Investigating Rainfall-Driven Resonance Frequency Changes in a Natural Rock Formation

Rainfall, temperature variations, and chemical processes are well-known drivers of rock erosion. The impact of rainfall on rocks is not well-understood yet but may impact the mechanical properties (including damage, rigidity, deformation) of the rock. In this study, we exhibit the effect of rainfall events on the resonance frequency of a rock column.

Resonance frequencies of structures have been utilized to monitor rock columns due to their sensitivity to changes in the rock apparent rigidity (1).
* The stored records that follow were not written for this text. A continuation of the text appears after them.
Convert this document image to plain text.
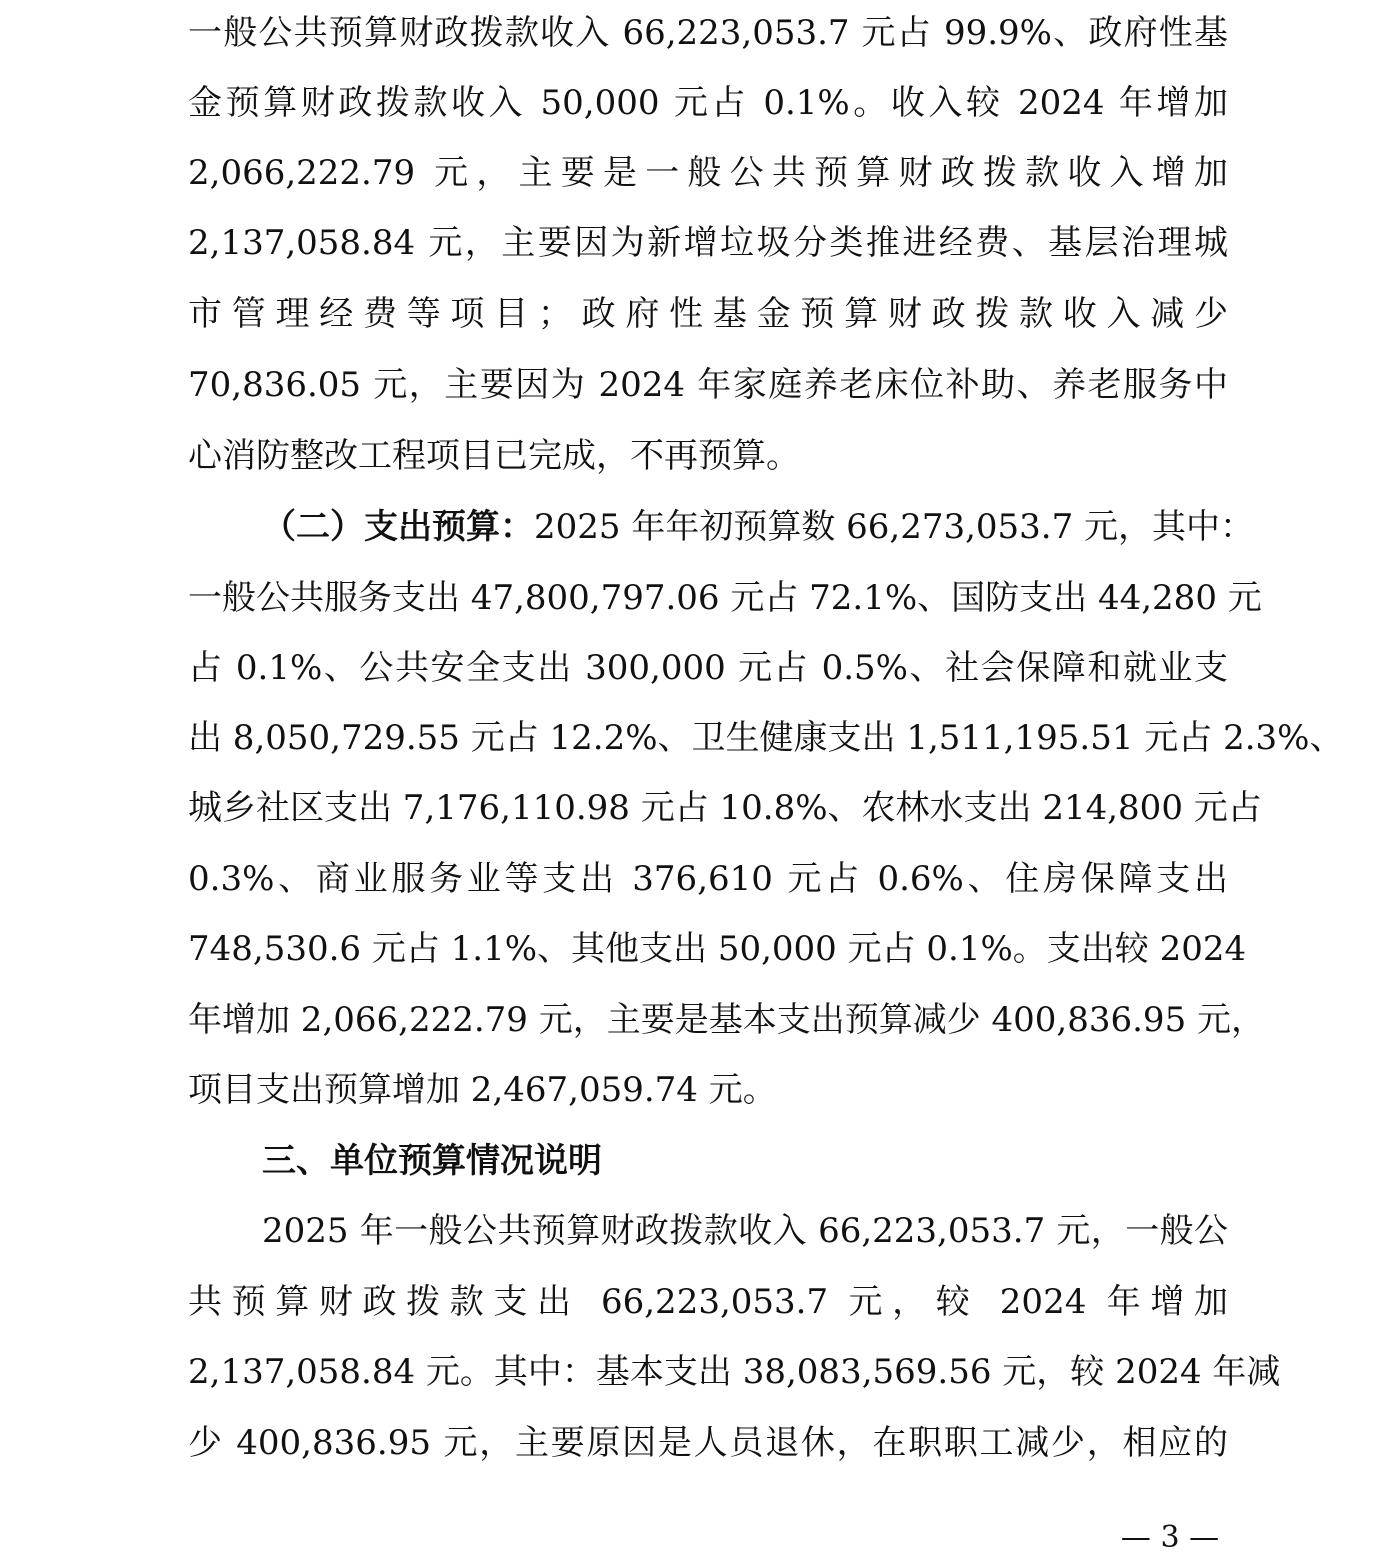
一般公共预算财政拨款收入 66,223,053.7 元占 99.9%、政府性基
金预算财政拨款收入 50,000 元占 0.1%。收入较 2024 年增加
2,066,222.79 元，主要是一般公共预算财政拨款收入增加
2,137,058.84 元，主要因为新增垃圾分类推进经费、基层治理城
市管理经费等项目；政府性基金预算财政拨款收入减少
70,836.05 元，主要因为 2024 年家庭养老床位补助、养老服务中
心消防整改工程项目已完成，不再预算。
（二）支出预算：2025 年年初预算数 66,273,053.7 元，其中：
一般公共服务支出 47,800,797.06 元占 72.1%、国防支出 44,280 元
占 0.1%、公共安全支出 300,000 元占 0.5%、社会保障和就业支
出 8,050,729.55 元占 12.2%、卫生健康支出 1,511,195.51 元占 2.3%、
城乡社区支出 7,176,110.98 元占 10.8%、农林水支出 214,800 元占
0.3%、商业服务业等支出 376,610 元占 0.6%、住房保障支出
748,530.6 元占 1.1%、其他支出 50,000 元占 0.1%。支出较 2024
年增加 2,066,222.79 元，主要是基本支出预算减少 400,836.95 元，
项目支出预算增加 2,467,059.74 元。
三、单位预算情况说明
2025 年一般公共预算财政拨款收入 66,223,053.7 元，一般公
共预算财政拨款支出 66,223,053.7 元，较 2024 年增加
2,137,058.84 元。其中：基本支出 38,083,569.56 元，较 2024 年减
少 400,836.95 元，主要原因是人员退休，在职职工减少，相应的
— 3 —
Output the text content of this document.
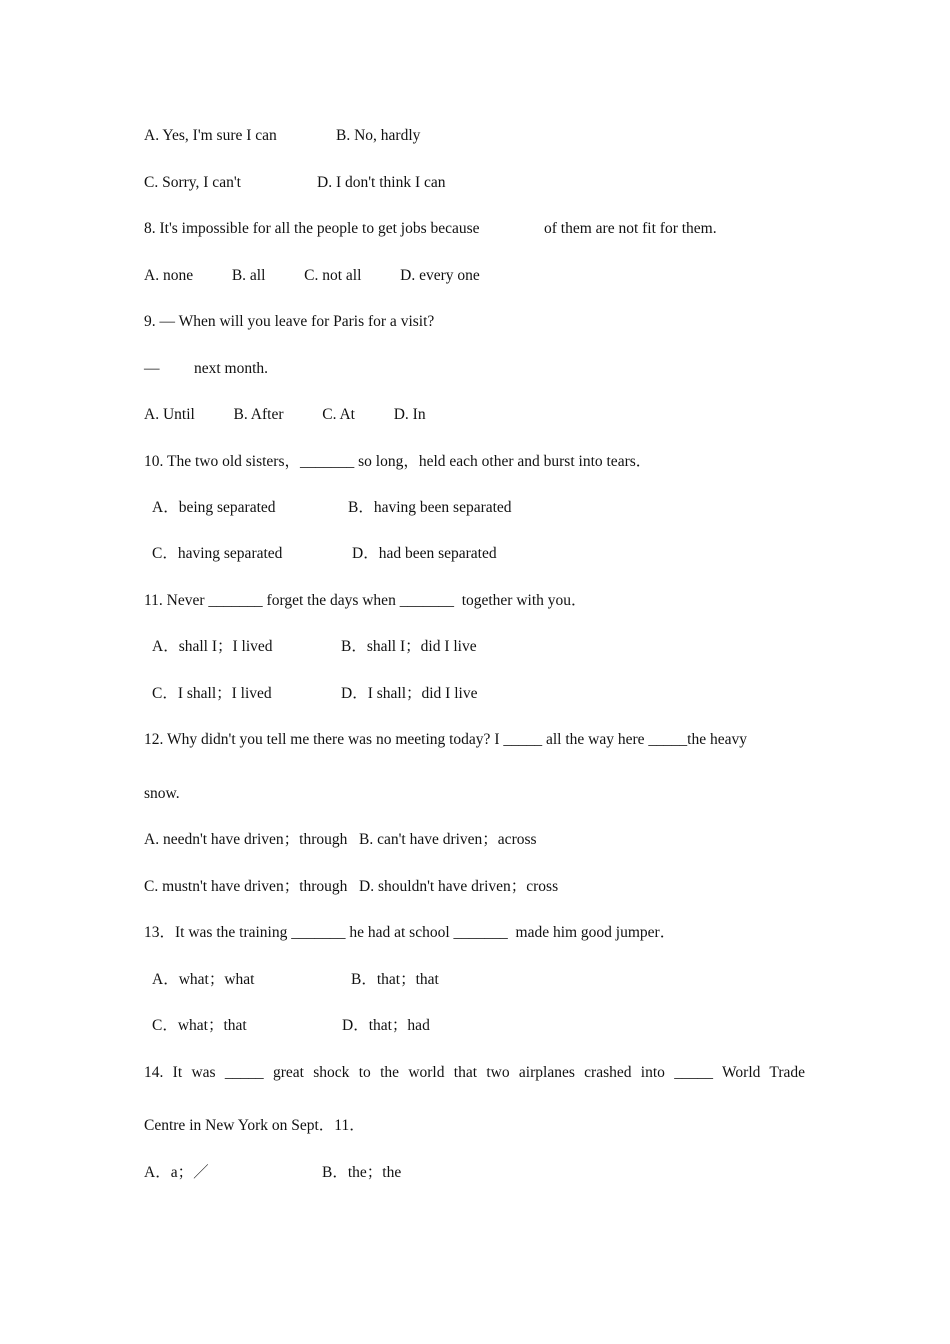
A. Yes, I'm sure I can	B. No, hardly
C. Sorry, I can't	D. I don't think I can
8. It's impossible for all the people to get jobs because	of them are not fit for them.
A. none          B. all          C. not all          D. every one
9. — When will you leave for Paris for a visit?
— next month.
A. Until          B. After          C. At          D. In
10. The two old sisters，_______ so long，held each other and burst into tears．
A．being separated	B．having been separated
C．having separated	D．had been separated
11. Never _______ forget the days when _______  together with you．
A．shall I；I lived	B．shall I；did I live
C．I shall；I lived	D．I shall；did I live
12. Why didn't you tell me there was no meeting today? I _____ all the way here _____the heavy
snow.
A. needn't have driven；through   B. can't have driven；across
C. mustn't have driven；through   D. shouldn't have driven；cross
13．It was the training _______ he had at school _______  made him good jumper．
A．what；what	B．that；that
C．what；that	D．that；had
14. It was _____ great shock to the world that two airplanes crashed into _____ World Trade
Centre in New York on Sept．11．
A．a；／	B．the；the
For instance, daily temperature changes induce stress variations in the rock column, resulting in a daily cycle of resonance frequency changes (thermal-acousto-elasticity, 2).
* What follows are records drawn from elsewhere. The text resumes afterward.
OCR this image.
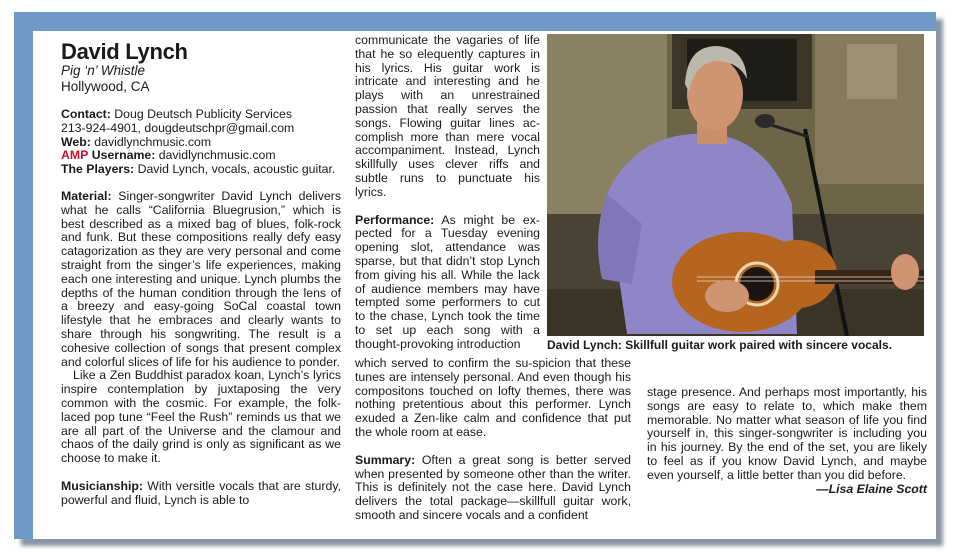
David Lynch
Pig ‘n’ Whistle
Hollywood, CA
Contact: Doug Deutsch Publicity Services
213-924-4901, dougdeutschpr@gmail.com
Web: davidlynchmusic.com
AMP Username: davidlynchmusic.com
The Players: David Lynch, vocals, acoustic guitar.

Material: Singer-songwriter David Lynch delivers what he calls “California Bluegrusion,” which is best described as a mixed bag of blues, folk-rock and funk. But these compositions really defy easy catagorization as they are very personal and come straight from the singer’s life experiences, making each one interesting and unique. Lynch plumbs the depths of the human condition through the lens of a breezy and easy-going SoCal coastal town lifestyle that he embraces and clearly wants to share through his songwriting. The result is a cohesive collection of songs that present complex and colorful slices of life for his audience to ponder.

Like a Zen Buddhist paradox koan, Lynch’s lyrics inspire contemplation by juxtaposing the very common with the cosmic. For example, the folk-laced pop tune “Feel the Rush” reminds us that we are all part of the Universe and the clamour and chaos of the daily grind is only as significant as we choose to make it.

Musicianship: With versitle vocals that are sturdy, powerful and fluid, Lynch is able to

communicate the vagaries of life that he so elequently captures in his lyrics. His guitar work is intricate and interesting and he plays with an unrestrained passion that really serves the songs. Flowing guitar lines ac-complish more than mere vocal accompaniment. Instead, Lynch skillfully uses clever riffs and subtle runs to punctuate his lyrics.

Performance: As might be ex-pected for a Tuesday evening opening slot, attendance was sparse, but that didn’t stop Lynch from giving his all. While the lack of audience members may have tempted some performers to cut to the chase, Lynch took the time to set up each song with a thought-provoking introduction

which served to confirm the su-spicion that these tunes are intensely personal. And even though his compositons touched on lofty themes, there was nothing pretentious about this performer. Lynch exuded a Zen-like calm and confidence that put the whole room at ease.

Summary: Often a great song is better served when presented by someone other than the writer. This is definitely not the case here. David Lynch delivers the total package—skillfull guitar work, smooth and sincere vocals and a confident

stage presence. And perhaps most importantly, his songs are easy to relate to, which make them memorable. No matter what season of life you find yourself in, this singer-songwriter is including you in his journey. By the end of the set, you are likely to feel as if you know David Lynch, and maybe even yourself, a little better than you did before.

—Lisa Elaine Scott
David Lynch: Skillfull guitar work paired with sincere vocals.
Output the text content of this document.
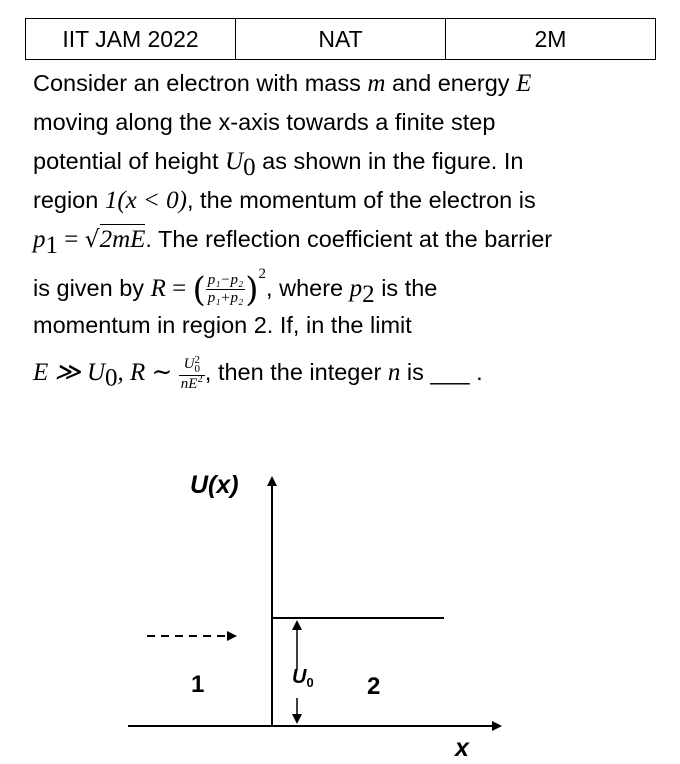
IIT JAM 2022	NAT	2M
Consider an electron with mass m and energy E
moving along the x-axis towards a finite step
potential of height $U_0$ as shown in the figure. In
region 1(x < 0), the momentum of the electron is
$p_1 = √2mE$. The reflection coefficient at the barrier
is given by R = ( $\frac{\text{p₁−p₂}}{\text{p₁+p₂}} )^2$, where $p_2$ is the
momentum in region 2. If, in the limit
E ≫ $U_0$, R ∼ U 2
0
$nE^2$ , then the integer n is ___ .
U(x)
x
1	2
$U_0$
This research involves long-term monitoring of the first resonance frequency of a 50 m high limestone cliff covering the Chauvet cave in the Ardèche plateau, SW France, exposed to climatic solicitations including daily solar radiation, air temperature fluctuations, and rain events. The rock column was equipped with seismic and meteorologic stations and monitored continuously during three years.

To demonstrate the effect of rainfall events on the mechanical properties of the rock, we calculated the resonance frequency depending only on air temperature and solar radiation, using a simple bivariate linear regression. The regression provides well-fitting results for dry periods but shows larger deviations during most rainy periods. This indicates that rain has an effect on the changes in rock resonance frequency. Identifying and quantifying these changes would be a key factor in understanding the evolution of damage.

 

1) Bottelin, P., Baillet, L., Larose, E., Jongmans, D., Hantz, D., Brenguier, O., ... & Helmstetter, A. (2017). Monitoring rock reinforcement works with ambient vibrations: La Bourne case study (Vercors, France). Engineering Geology, 226, 136-145.

2) Guillemot, A., Baillet, L., Larose, E., & Bottelin, P. (2022). Changes in resonance frequency of rock columns due to thermoelastic effects on a daily scale: observations, modelling and insights to improve monitoring systems. Geophysical Journal International, 231(2), 894-906.